Incorporeana: Reality Island

Friday 6 September 2013

Reality Island

How real is reality TV and what are the legal implications? The idea behind a French TV show called Ile de la Tentation, Temptation Island (derived from a US show, and not in fact always on an island), was –
“quatre couples non mariés et non pacsés, sans enfant, testent leurs sentiments réciproques lors d’un séjour d’une durée de douze jours sur une île exotique, séjour pendant lequel ils sont filmés dans leur quotidien, notamment pendant les activités (plongée, équitation, ski nautique, voile, etc...) qu’ils partagent avec des célibataires de sexe opposé. A l’issue de ce séjour, les participants font le point de leurs sentiments envers leur partenaire. Il n’y a ni gagnant, ni prix.”
which translates as –
“Four unmarried couples without children test their feelings for one another during a stay lasting 12 days on an exotic island, a stay during which they are filmed in their daily life, particularly during activities (such as diving, horse riding, water skiing and sailing etc) that they take part in with single people of the opposite sex. At the end of their stay, the participants take stock of their feelings for their partner. There is neither winner nor prize.”
Fifty-three participants from the 2003, 2004, 2005, 2006 and 2007 series brought legal proceedings against the TF1 channel. They argued that they should have been classified as employees and as performers, with all the associated rights in terms of employment and intellectual property law. For example, performers have the right to remuneration, the right to have their permission sought to record their performance, and moral rights such as the right to be identified and not have the performance treated in a derogatory way. The same rights exist in the UK.
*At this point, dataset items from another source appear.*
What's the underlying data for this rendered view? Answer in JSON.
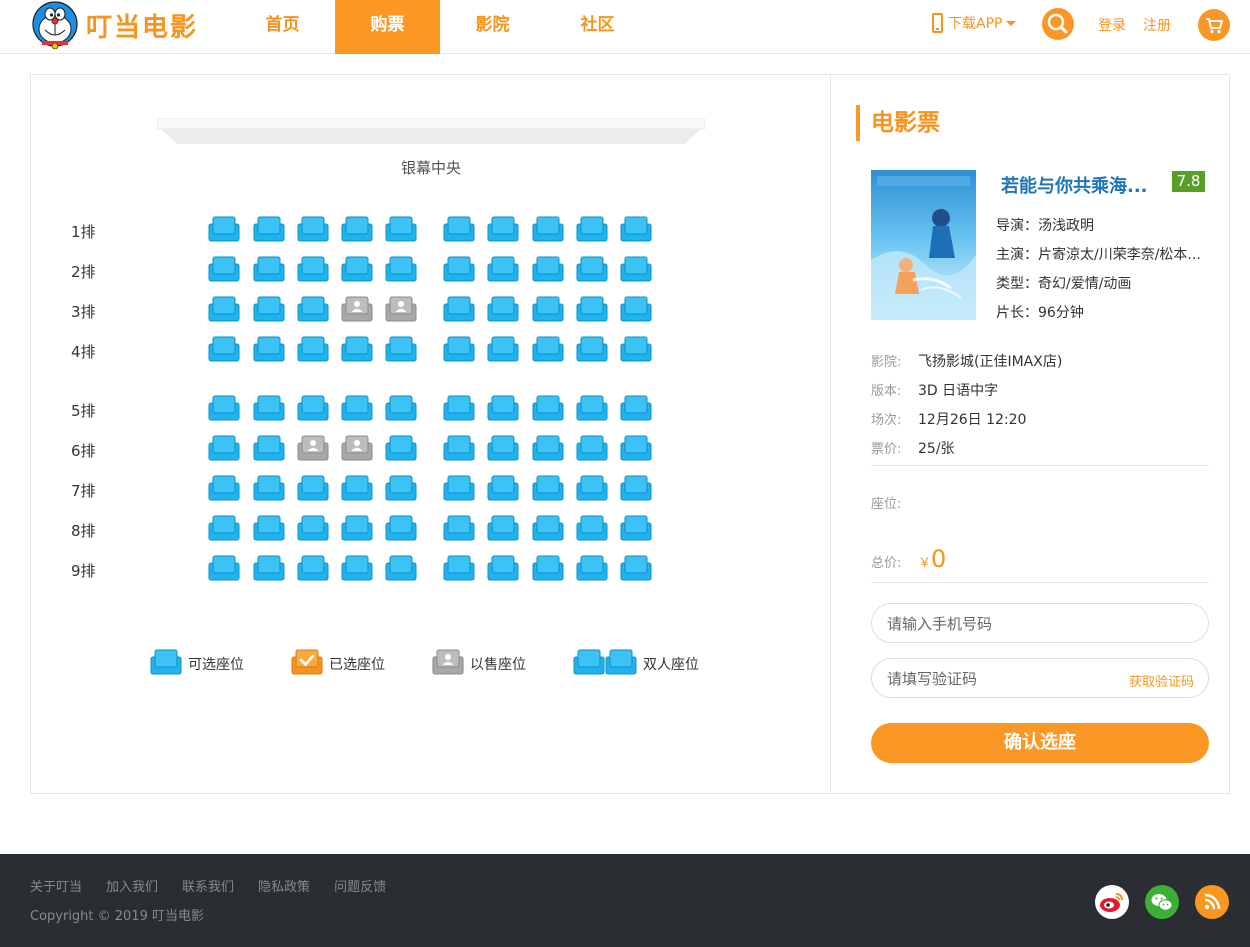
{
  "brand": {
    "name": "叮当电影"
  },
  "nav": {
    "items": [
      {
        "label": "首页",
        "active": false
      },
      {
        "label": "购票",
        "active": true
      },
      {
        "label": "影院",
        "active": false
      },
      {
        "label": "社区",
        "active": false
      }
    ],
    "download_label": "下载APP",
    "login_label": "登录",
    "register_label": "注册"
  },
  "hall": {
    "screen_label": "银幕中央",
    "rows": [
      "1排",
      "2排",
      "3排",
      "4排",
      "5排",
      "6排",
      "7排",
      "8排",
      "9排"
    ],
    "seats_per_row": 10,
    "sold_seats": [
      {
        "row": 3,
        "seat": 4
      },
      {
        "row": 3,
        "seat": 5
      },
      {
        "row": 6,
        "seat": 3
      },
      {
        "row": 6,
        "seat": 4
      }
    ],
    "legend": [
      {
        "type": "available",
        "label": "可选座位"
      },
      {
        "type": "selected",
        "label": "已选座位"
      },
      {
        "type": "sold",
        "label": "以售座位"
      },
      {
        "type": "couple",
        "label": "双人座位"
      }
    ]
  },
  "ticket": {
    "heading": "电影票",
    "movie": {
      "title": "若能与你共乘海...",
      "score": "7.8",
      "director_label": "导演：",
      "director": "汤浅政明",
      "cast_label": "主演：",
      "cast": "片寄涼太/川荣李奈/松本...",
      "genre_label": "类型：",
      "genre": "奇幻/爱情/动画",
      "duration_label": "片长：",
      "duration": "96分钟"
    },
    "cinema_label": "影院:",
    "cinema": "飞扬影城(正佳IMAX店)",
    "version_label": "版本:",
    "version": "3D 日语中字",
    "showtime_label": "场次:",
    "showtime": "12月26日 12:20",
    "price_label": "票价:",
    "price": "25/张",
    "seats_label": "座位:",
    "total_label": "总价:",
    "total_currency": "￥",
    "total_value": "0",
    "phone_placeholder": "请输入手机号码",
    "code_placeholder": "请填写验证码",
    "get_code_label": "获取验证码",
    "confirm_label": "确认选座"
  },
  "footer": {
    "links": [
      "关于叮当",
      "加入我们",
      "联系我们",
      "隐私政策",
      "问题反馈"
    ],
    "copyright": "Copyright © 2019 叮当电影",
    "social": [
      "weibo-icon",
      "wechat-icon",
      "rss-icon"
    ]
  },
  "colors": {
    "brand": "#fb9724",
    "seat_available": "#1fb4f0",
    "seat_sold": "#a8a8a8",
    "score": "#5a9e2a",
    "movie_title": "#1f76b7",
    "footer_bg": "#2a2e32"
  }
}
The case reached the Versailles Court of Appeal, which held that the participants were employees but not performers. Both sides then appealed to the Cour de Cassation, TF1 appealed the finding that the participants were employees and the participants appealed the finding that they were not performers.
TF1 argued that for there to be a contract of employment, the employee had to have been hired to accomplish a task for the benefit of the employer, and that someone who allowed themselves to be filmed while giving their opinions during recreational activities without being asked to do anything in particular, wasn’t doing work. The Court of Appeal had said that what the participants had done for TF1 had had as its end product something of economic value, namely the television programme. TF1 also pointed out that the contract the participants signed said that they participated for personal not professional reasons. The Cour de Cassation said that whether or not a contract of employment exists depends on the facts of the situation, not on the intentions of the parties. The evidence was that in fact there was a “bible” setting out what would happen each day, there were retakes of scenes and interviews where the interviewee was led into saying what was expected of them. Their clothes were also chosen for them. For these reasons, because the activities being filmed were not part of their normal daily lives, and because they were contributing to the creation of a product, the television series, with economic value, the Cour de Cassation held that the Court of Appeal had been correct to consider the participants employees.

A performer for the purposes of the intellectual property law is someone who sings, plays or in some other way executes a literary or artistic work or variety, circus or puppetry act. According to the participants, the Court of Appeal had erred in saying that this definition required a performer to play a role. They argued that playing oneself didn’t exclude one being an actor, and that, as previously mentioned, the participants had been directed what to do, say and wear. They had been making a TV series which was a work of fiction, so should be considered actors with performance rights. Finally, they argued that there was no reason to deny that guided improvisation following a predetermined narrative could be considered acting.
However, the Cour de Cassation again upheld the Court of Appeal’s decision. It held that the participants had not been playing a role or following a script, and were only asked to be themselves.